Day of mourning in Afghanistan after deadly 'war crime'

Funerals begin in western Kabul as families collected their dead from hospitals and morgues across the capital after a suicide attack claimed by the Islamic State group killed scores.
2 min read
24 July, 2016
Funerals were due to begin quietly in western Kabul as families collected their dead [Getty]
Afghanistan marked a national day of mourning on Sunday, a day after at least 80 people were killed by a suicide attack on a peaceful demonstration, claimed by the Islamic State group.

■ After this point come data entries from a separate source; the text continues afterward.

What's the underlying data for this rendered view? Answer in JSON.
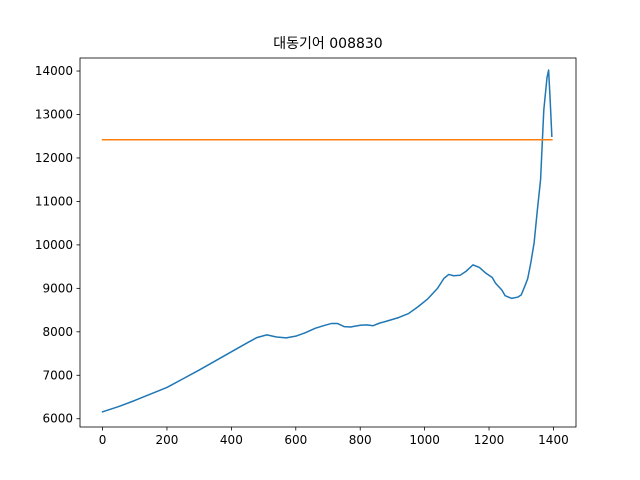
{
  "chart_data": {
    "type": "line",
    "title": "대동기어 008830",
    "xlabel": "",
    "ylabel": "",
    "xlim": [
      -70,
      1470
    ],
    "ylim": [
      5810,
      14300
    ],
    "grid": false,
    "xticks": [
      0,
      200,
      400,
      600,
      800,
      1000,
      1200,
      1400
    ],
    "xtick_labels": [
      "0",
      "200",
      "400",
      "600",
      "800",
      "1000",
      "1200",
      "1400"
    ],
    "yticks": [
      6000,
      7000,
      8000,
      9000,
      10000,
      11000,
      12000,
      13000,
      14000
    ],
    "ytick_labels": [
      "6000",
      "7000",
      "8000",
      "9000",
      "10000",
      "11000",
      "12000",
      "13000",
      "14000"
    ],
    "series": [
      {
        "color": "#1f77b4",
        "x": [
          0,
          50,
          100,
          150,
          200,
          250,
          300,
          350,
          400,
          450,
          480,
          510,
          540,
          570,
          600,
          630,
          660,
          690,
          710,
          730,
          750,
          770,
          800,
          820,
          840,
          860,
          880,
          920,
          950,
          980,
          1010,
          1040,
          1060,
          1075,
          1090,
          1110,
          1130,
          1150,
          1170,
          1190,
          1210,
          1220,
          1240,
          1250,
          1270,
          1290,
          1300,
          1310,
          1320,
          1330,
          1340,
          1350,
          1360,
          1370,
          1380,
          1385,
          1390,
          1395
        ],
        "y": [
          6160,
          6280,
          6420,
          6570,
          6720,
          6920,
          7120,
          7330,
          7540,
          7750,
          7870,
          7930,
          7880,
          7860,
          7900,
          7980,
          8080,
          8150,
          8190,
          8190,
          8120,
          8110,
          8150,
          8160,
          8140,
          8200,
          8240,
          8330,
          8420,
          8580,
          8760,
          9000,
          9230,
          9320,
          9290,
          9300,
          9400,
          9540,
          9480,
          9350,
          9250,
          9120,
          8960,
          8830,
          8770,
          8800,
          8850,
          9030,
          9220,
          9600,
          10050,
          10800,
          11500,
          13100,
          13850,
          14020,
          13300,
          12500
        ]
      },
      {
        "color": "#ff7f0e",
        "x": [
          0,
          1395
        ],
        "y": [
          12420,
          12420
        ]
      }
    ]
  }
}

Funerals were due to begin quietly in western Kabul as families collected their dead from hospitals and morgues across the capital.

United Nations Special Representative to Afghanistan Tadamichi Yamamoto branded the attack a war crime.

"An attack deliberately targeting a large, concentrated group of civilians amounts to a war crime” Yamamoto said in a statement.

"It is an attempt to spread terror amongst civilians and stifle the freedoms that Afghans have sacrificed so much to obtain."

Authorities say another 231 people were wounded, some seriously, in the attack Saturday afternoon on a march by members of the ethnic Hazara community, who are predominantly Shia Muslim.

Most Afghans are Sunni, and the IS group regards Shias as apostates.

The IS group has had a presence in Afghanistan for the past year, mainly in the eastern province of Nangarhar along the Pakistani border.

The Afghan military, backed by US troops, is planning an offensive against IS positions in Nangarhar in coming days.

Prior to the Saturday attack, thousands of Hazaras had marched through Kabul to demand the re-routing of a power line through their impoverished province of Bamiyan, in the central highlands.

It was their second demonstration; the first was in May and had a much better turnout and was attended by senior Hazara politicians who were absent from Saturday's march.

The office of President Ashraf Ghani said that march organisers had been warned to call off the demonstration after intelligence was received that an attack was likely.

Daud Naji, a member of the Enlighten Movement which organised the marches said on Sunday that they had been told only that there was a "heightened risk" of attack and had subsequently cancelled nine of 10 planned routes.

He said that despite a government ban on all public gatherings and demonstrations for 10 days following the attack, the funerals and mourning would go ahead.